75 yaşındaki hem klinik psikiyatr hem de bilgisayar uzmanı Britanyalı Geoffrey Hinton, Toronto Üniversitesi’ndeki iki yüksek lisans öğrencisiyle birlikte, bugün geleceğin anahtarı olarak görülen yapay zeka sistemlerinin temelini oluşturan teknolojiyi atan kişi. Hinton, Turing dahil çok sayıda ödülün sahibi. Kısa süre öncesine kadar da teknoloji devi Google’ın beyin takımındaydı.
Geoffrey Hinton, haber ajansı Reuters’a “İklim krizini önemsizleştirmek ve bu konuda endişeye gerek yok demek istemem. O da büyük bir risk ama bence bu daha acil bir durum haline gelebilir. (…) İklim değişikliği konusunda ne yapacağımız belli: Karbon yakmayı durdurmak. Bunu yaparsanız, her şey yoluna girecektir. Ama yapay zeka için ne yapmanız gerektiği hiç de net değil” dedi.
Microsoft OpenAI’ın geliştirdiği sohbet robotu ChatGPT’yi geçtiğimiz kasım ayında halka açarak önemli bir gelişmeye imza attı. Kısa sürede olağanüstü büyüyen ChatGPT, iki ay içinde aylık 100 milyon kullanıcıya ulaştı.
Geçen ay aralarında Twitter’ın CEO’su Elon Musk’ında olduğu çok sayıda yapay zeka öncüsü, çalışmalara altı ay ara verilmesi çağrısında bulundu. Avrupa Birliği’nde milletvekillerinden oluşan bir komite Musk’ın da imzaladığı mektubu dikkate alarak, ABD Başkanı Joe Biden’ı, Avrupa Komisyonu Başkanı Ursula von der Leyen’le birlikte teknolojinin gidişatı konusunda küresel bir zirve düzenlemeye çağırdı.
Yarım yüzyıldır ChatGPT gibi sohbet robotlarının temelindeki makine öğrenme teknolojisi üzerinde çalışan Geoffrey Hinton, istifa sonrası ilk röportajında kendini “Ben yapmasam başkası yapacaktı” diye avuttuğunu söyledi.

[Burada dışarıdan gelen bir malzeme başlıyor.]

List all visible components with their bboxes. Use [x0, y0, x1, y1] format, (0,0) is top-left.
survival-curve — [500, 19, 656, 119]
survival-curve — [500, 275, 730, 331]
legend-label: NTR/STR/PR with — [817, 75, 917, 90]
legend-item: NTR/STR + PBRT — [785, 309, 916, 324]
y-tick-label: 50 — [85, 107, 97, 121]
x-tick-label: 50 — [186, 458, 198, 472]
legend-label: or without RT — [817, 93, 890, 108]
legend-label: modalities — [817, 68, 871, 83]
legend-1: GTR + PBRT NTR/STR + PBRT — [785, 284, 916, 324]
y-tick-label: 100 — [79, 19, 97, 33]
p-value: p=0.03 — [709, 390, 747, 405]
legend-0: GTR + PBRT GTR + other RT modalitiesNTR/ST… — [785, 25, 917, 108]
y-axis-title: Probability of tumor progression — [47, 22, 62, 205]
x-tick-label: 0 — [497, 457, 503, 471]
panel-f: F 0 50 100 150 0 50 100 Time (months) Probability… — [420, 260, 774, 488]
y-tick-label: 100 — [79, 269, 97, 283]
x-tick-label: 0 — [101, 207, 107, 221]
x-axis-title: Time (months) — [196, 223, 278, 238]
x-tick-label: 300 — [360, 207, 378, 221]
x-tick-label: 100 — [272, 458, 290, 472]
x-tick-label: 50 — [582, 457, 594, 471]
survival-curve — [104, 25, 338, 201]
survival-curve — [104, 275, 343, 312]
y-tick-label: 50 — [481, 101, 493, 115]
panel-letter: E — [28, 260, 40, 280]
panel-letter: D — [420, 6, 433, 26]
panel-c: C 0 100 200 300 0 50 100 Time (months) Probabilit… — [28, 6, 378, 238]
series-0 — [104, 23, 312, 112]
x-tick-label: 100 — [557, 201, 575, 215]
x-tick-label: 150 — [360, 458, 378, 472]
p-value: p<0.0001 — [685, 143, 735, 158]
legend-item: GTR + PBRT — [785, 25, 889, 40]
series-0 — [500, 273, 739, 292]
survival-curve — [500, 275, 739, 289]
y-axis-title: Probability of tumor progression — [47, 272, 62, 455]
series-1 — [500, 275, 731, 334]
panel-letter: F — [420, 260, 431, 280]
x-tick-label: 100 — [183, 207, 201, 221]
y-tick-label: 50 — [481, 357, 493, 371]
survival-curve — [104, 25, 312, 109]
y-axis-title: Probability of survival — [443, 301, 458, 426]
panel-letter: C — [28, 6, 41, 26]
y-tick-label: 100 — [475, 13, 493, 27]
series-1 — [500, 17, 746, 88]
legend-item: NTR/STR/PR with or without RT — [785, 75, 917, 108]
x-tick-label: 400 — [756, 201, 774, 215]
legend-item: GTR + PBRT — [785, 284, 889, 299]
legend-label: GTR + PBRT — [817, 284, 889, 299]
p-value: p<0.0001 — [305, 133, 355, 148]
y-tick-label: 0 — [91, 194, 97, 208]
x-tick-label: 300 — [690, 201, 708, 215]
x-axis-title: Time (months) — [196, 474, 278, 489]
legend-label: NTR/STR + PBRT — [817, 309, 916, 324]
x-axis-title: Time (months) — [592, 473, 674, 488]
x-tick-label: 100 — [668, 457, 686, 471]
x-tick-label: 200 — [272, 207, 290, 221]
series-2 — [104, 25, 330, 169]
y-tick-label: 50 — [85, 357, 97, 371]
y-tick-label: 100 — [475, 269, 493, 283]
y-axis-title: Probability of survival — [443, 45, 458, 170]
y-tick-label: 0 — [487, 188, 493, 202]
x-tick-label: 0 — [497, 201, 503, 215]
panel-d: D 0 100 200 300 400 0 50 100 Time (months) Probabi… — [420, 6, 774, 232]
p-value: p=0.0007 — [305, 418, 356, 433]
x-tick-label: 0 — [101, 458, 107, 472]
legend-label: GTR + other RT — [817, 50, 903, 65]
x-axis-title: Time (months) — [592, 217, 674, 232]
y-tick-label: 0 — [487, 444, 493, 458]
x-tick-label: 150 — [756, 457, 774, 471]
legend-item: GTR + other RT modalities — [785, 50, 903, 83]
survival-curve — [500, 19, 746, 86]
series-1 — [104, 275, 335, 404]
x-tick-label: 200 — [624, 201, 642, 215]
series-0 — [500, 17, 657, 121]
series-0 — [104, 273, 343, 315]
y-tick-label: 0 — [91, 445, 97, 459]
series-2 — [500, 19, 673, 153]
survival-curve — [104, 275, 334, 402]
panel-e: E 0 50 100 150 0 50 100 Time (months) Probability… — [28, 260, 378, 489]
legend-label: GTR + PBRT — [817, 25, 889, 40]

Geoffrey Hinton, Google’daki görevinden ayrılır ayrılmaz New York Times gazetesine verdiği röportajda yapay zeka çalışmalarında çok fazla verinin analiz edildiğini, teknoloji geliştikçe ortaya insanlığı tehdit edecek beklenmedik sonuçlar çıkabileceğini anlattı: “Yapay zekanın insanlardan daha akıllı olabileceği fikrine inanan az sayıda insan vardı. Çoğu insan bunun uzak bir ihtimal olarak görüyordu, ben de öyle görüyordum. Belki 30 yıl, 50 yıl sonra… Açıkçası artık böyle düşünmüyorum.”
Yapay zekanın gelişimi bu işin babalarından kabul edilen Hinton’i ürküte dursun yapay zekayla sanatın ilişkisi de çok tartışılan ama bir o kadar hayranlık duyulacak üretimlere vesile oluyor. Kapağa taşıdığımız görsel, memlekette bu işle uğraşan iki sanatçının AI ile ürettiği bir iş: Ahmet Rüstem & Hakan Sorar’ın yapay zekayla ürettiği Kaynaştırılmış Form adlı eseri. Bu eserin de bulunduğu sergi, Esra Özkan’ın küratörlüğünü üstlendiği, Contemporary Istanbul Vakfı’nın Fişekhane’deki Cocoon adlı sanat mekanında yer alan Metabilgi: Algoritma’nın Ritmi izlenebiliyor.
Bu sayıyı yayına hazırlarken halen gündemimizin öncelikli başlığı seçimler. Umalım ki bu seçimlerin sonucunda iklim krizi gibi tüm geleceğimizi değiştirecek olan yapay zekayı tartışacak bir zemin buluruz.